Indeed, the problem seems to have become less tractable, not more so. The concept of cancer as a single disease has been replaced by a view of it as many different ones, each with its own molecular process, each requiring its own therapeutic approach. Thanks to advances in molecular biology, therapies targeted at specific disease processes are continually being developed. But many believe they are likely to roll back the cancer mortality figures slowly, rather than making a quick and dramatic impact.

If we leave the military analogies aside, we can see that there are possibilities for progress — not for final victories, but for saving lives in the fairly near future, and developing new approaches to stubborn problems. This special section of Nature looks at three of these new angles on cancer research and what they promise to contribute.
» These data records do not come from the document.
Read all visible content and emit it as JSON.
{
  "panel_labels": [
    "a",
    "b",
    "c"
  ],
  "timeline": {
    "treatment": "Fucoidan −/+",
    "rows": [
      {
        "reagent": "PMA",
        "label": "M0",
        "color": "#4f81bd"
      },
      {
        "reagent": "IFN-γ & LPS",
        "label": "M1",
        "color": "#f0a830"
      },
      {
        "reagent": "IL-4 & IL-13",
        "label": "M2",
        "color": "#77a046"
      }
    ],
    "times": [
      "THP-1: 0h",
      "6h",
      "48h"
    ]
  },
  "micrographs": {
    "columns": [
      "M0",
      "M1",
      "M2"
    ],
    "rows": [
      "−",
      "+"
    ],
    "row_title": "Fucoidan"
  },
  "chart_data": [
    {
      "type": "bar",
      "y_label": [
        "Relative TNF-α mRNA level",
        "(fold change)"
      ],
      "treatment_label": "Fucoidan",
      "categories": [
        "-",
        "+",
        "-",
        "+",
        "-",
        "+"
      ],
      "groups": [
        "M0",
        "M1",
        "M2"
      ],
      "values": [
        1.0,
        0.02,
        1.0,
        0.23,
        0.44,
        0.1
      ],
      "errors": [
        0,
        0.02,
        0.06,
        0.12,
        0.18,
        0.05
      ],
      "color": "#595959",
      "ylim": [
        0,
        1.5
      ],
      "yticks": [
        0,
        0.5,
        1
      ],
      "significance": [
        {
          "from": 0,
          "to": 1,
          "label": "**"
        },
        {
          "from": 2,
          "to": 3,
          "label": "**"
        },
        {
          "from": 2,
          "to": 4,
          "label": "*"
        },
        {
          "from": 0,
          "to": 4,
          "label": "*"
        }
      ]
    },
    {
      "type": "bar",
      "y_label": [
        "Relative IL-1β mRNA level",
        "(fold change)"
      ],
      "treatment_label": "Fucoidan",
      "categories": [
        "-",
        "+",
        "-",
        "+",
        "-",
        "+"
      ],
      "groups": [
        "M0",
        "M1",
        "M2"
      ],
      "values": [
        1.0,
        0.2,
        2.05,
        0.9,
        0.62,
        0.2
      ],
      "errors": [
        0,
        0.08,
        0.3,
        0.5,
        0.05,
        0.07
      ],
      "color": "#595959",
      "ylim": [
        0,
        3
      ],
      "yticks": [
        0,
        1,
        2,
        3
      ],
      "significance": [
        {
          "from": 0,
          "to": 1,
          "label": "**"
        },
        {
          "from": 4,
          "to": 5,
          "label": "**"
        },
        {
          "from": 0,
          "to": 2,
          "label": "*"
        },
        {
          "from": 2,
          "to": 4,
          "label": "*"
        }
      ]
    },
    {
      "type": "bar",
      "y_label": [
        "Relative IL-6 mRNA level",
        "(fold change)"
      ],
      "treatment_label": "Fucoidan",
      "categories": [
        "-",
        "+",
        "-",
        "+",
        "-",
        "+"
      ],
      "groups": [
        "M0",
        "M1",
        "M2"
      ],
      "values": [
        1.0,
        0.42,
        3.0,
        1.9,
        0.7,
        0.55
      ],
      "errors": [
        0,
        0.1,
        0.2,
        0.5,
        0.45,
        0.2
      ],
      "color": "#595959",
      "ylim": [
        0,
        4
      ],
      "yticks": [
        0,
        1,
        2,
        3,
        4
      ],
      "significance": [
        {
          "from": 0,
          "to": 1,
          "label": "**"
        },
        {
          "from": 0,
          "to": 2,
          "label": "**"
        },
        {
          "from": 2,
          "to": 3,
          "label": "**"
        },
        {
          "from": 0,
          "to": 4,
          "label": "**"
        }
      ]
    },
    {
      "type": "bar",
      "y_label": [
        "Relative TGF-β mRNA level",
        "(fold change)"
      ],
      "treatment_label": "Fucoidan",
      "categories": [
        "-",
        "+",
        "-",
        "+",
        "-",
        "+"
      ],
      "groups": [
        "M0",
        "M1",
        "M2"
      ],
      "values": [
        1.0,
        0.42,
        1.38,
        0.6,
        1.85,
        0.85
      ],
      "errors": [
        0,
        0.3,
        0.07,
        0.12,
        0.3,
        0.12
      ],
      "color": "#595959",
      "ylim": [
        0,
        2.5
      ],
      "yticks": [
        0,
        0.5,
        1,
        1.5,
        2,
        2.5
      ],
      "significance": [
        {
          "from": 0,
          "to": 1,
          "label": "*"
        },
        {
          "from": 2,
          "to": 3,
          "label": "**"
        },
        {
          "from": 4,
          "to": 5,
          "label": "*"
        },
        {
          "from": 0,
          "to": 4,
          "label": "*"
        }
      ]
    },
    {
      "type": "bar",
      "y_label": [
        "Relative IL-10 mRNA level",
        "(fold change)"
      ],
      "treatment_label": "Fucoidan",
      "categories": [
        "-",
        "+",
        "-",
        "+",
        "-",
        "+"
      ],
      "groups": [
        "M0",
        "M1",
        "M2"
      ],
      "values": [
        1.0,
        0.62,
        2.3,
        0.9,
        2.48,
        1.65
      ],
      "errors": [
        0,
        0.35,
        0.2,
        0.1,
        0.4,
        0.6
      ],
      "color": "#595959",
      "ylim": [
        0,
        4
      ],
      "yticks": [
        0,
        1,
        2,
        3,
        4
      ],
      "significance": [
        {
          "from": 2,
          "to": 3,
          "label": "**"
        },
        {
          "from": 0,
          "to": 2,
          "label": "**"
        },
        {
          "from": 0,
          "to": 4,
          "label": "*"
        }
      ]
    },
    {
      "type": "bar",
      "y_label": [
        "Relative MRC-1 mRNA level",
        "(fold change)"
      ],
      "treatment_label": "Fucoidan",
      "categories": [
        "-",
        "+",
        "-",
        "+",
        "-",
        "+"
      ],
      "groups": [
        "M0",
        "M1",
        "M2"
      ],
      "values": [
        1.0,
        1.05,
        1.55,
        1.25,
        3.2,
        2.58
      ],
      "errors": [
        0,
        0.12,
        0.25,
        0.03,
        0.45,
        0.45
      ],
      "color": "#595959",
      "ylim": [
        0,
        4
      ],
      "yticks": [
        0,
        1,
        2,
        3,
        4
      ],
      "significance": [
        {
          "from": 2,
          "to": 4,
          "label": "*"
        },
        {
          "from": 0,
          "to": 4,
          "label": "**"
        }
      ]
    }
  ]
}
One area where science could improve survival rates is by finding ways to detect cancers early. As Laura Spinney explains on page 736, existing treatments are far more effective when delivered early, and technologies to detect disease earlier than ever before are becoming available. The problem is choosing the right signs and understanding what they mean.

Even if we catch cancers early, are the drugs targeting them correctly? A new theory suggests that they could be missing something, says Alison Abbott (see page 742). A small subset of cells, called cancer stem cells, could re-seed tumours after treatment. Researchers are trying to develop drugs aimed at cancer stem cells, in the hope of preventing the recurrence of tumours — the leading cause of cancer deaths.

New drugs need to be tested. One long-standing criticism of cancer research is that about nine out of ten drugs that look good in preclinical tests fail to fulfil that promise in human trials. Many point the finger at the mouse, the stalwart animal model of cancer, for being too mouse-like to be a good model for humans. But that is changing, says Carina Dennis (see page 739), as researchers find ever-more ingenious ways to engineer mice to be more like us.